Sen. Tom Coburn (R-OK) is wondering aloud that many Americans are thinking: The IRS targeting of Tea Party groups running up to the 2012 election may be the proverbial tip of its abusive iceberg.
"What I would tell you, is our whistleblower side is lit up," Coburn said Thursday on the news channel. "And I got a phone call yesterday and one of the things I want to know is, everybody that contributed to Romney, I want to know what their audit rate was because the indications out of Oklahoma are right now is if you happened to be a conservative and wealthy and gave to Romney, you had an audit where you'd never gotten an audit before.
"And so there are a lot of questions that still have to be answered," Coburn said. "Maybe that's untrue but that's certainly the implication from people that are calling me from Oklahoma."
Coburn's comments come as Congress is investigating the IRS's targeting of conservative groups seeking tax-exempt status for additional scrutiny. The IRS has apologized for inappropriately flagging groups for additional scrutiny because they had certain words in their titles, such as Tea Party.

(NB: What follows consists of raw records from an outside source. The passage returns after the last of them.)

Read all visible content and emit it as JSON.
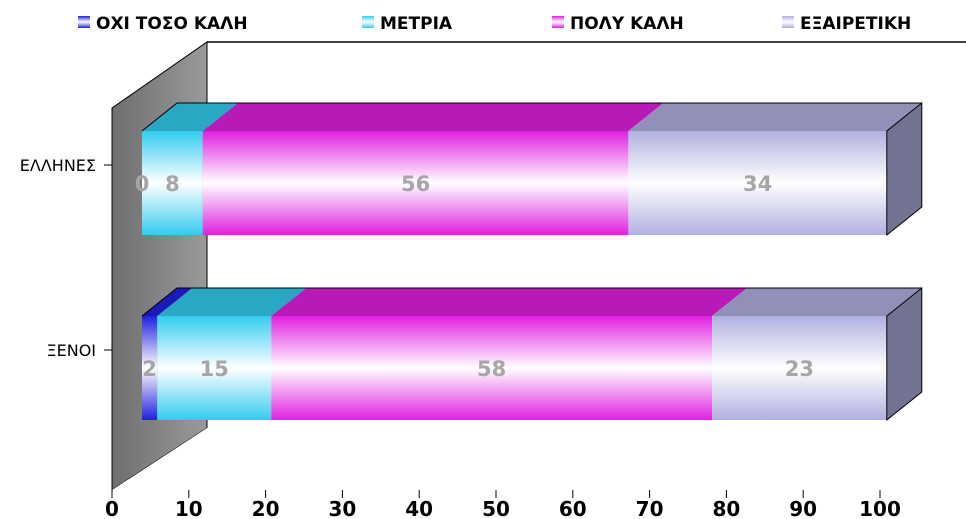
{
  "chart_data": {
    "type": "bar",
    "orientation": "horizontal",
    "stacked": true,
    "three_d": true,
    "categories": [
      "ΕΛΛΗΝΕΣ",
      "ΞΕΝΟΙ"
    ],
    "series": [
      {
        "name": "ΟΧΙ ΤΟΣΟ ΚΑΛΗ",
        "values": [
          0,
          2
        ],
        "color": "#2020e0"
      },
      {
        "name": "ΜΕΤΡΙΑ",
        "values": [
          8,
          15
        ],
        "color": "#33ccee"
      },
      {
        "name": "ΠΟΛΥ ΚΑΛΗ",
        "values": [
          56,
          58
        ],
        "color": "#e020e0"
      },
      {
        "name": "ΕΞΑΙΡΕΤΙΚΗ",
        "values": [
          34,
          23
        ],
        "color": "#b0b0e0"
      }
    ],
    "xlim": [
      0,
      100
    ],
    "xticks": [
      "0",
      "10",
      "20",
      "30",
      "40",
      "50",
      "60",
      "70",
      "80",
      "90",
      "100"
    ],
    "legend_position": "top",
    "grid": false,
    "data_labels": true
  }
}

There's been no evidence the IRS targeted people for audits based on their political donations, though some donors to Romney have drawn a link.
Senate GOP Leader Mitch McConnell (Ky.) in a floor speech last week also said that a number of his constituents spoke of being audited during the 2012 presidential campaign for the first time.
And then, there's what happened to Catherine Engelbrecht. The election security advocate was subjected to a flurry of inquisitions by multiple executive branch agencies.
- Her application was put through questioning similar to inquiries other groups have reported, including questions about her political aspirations, the groups’ Facebook posts, etc.
- She was subjected to four rounds of IRS questioning.
- Her family business was audited by the IRS, as were her family’s personal finances.
- Her business was subjected to Occupational Health and Safety Administration audits. OSHA found only minor problems, and subjected the Engelbrechts’ business to $25,000 in fines.
- Her business was subjected to an unannounced audit by the Bureau of Alcohol, Tobacco, Firearms and explosives.
- The Federal Bureau of Investigations inquired about someone who had visited one of Engelbrecht’s meetings, and subsequently called up the Engelbrechts just to ask “how they were doing.”
How does this happen to a small business owner who, prior to becoming politically active, had never been in trouble with the law before?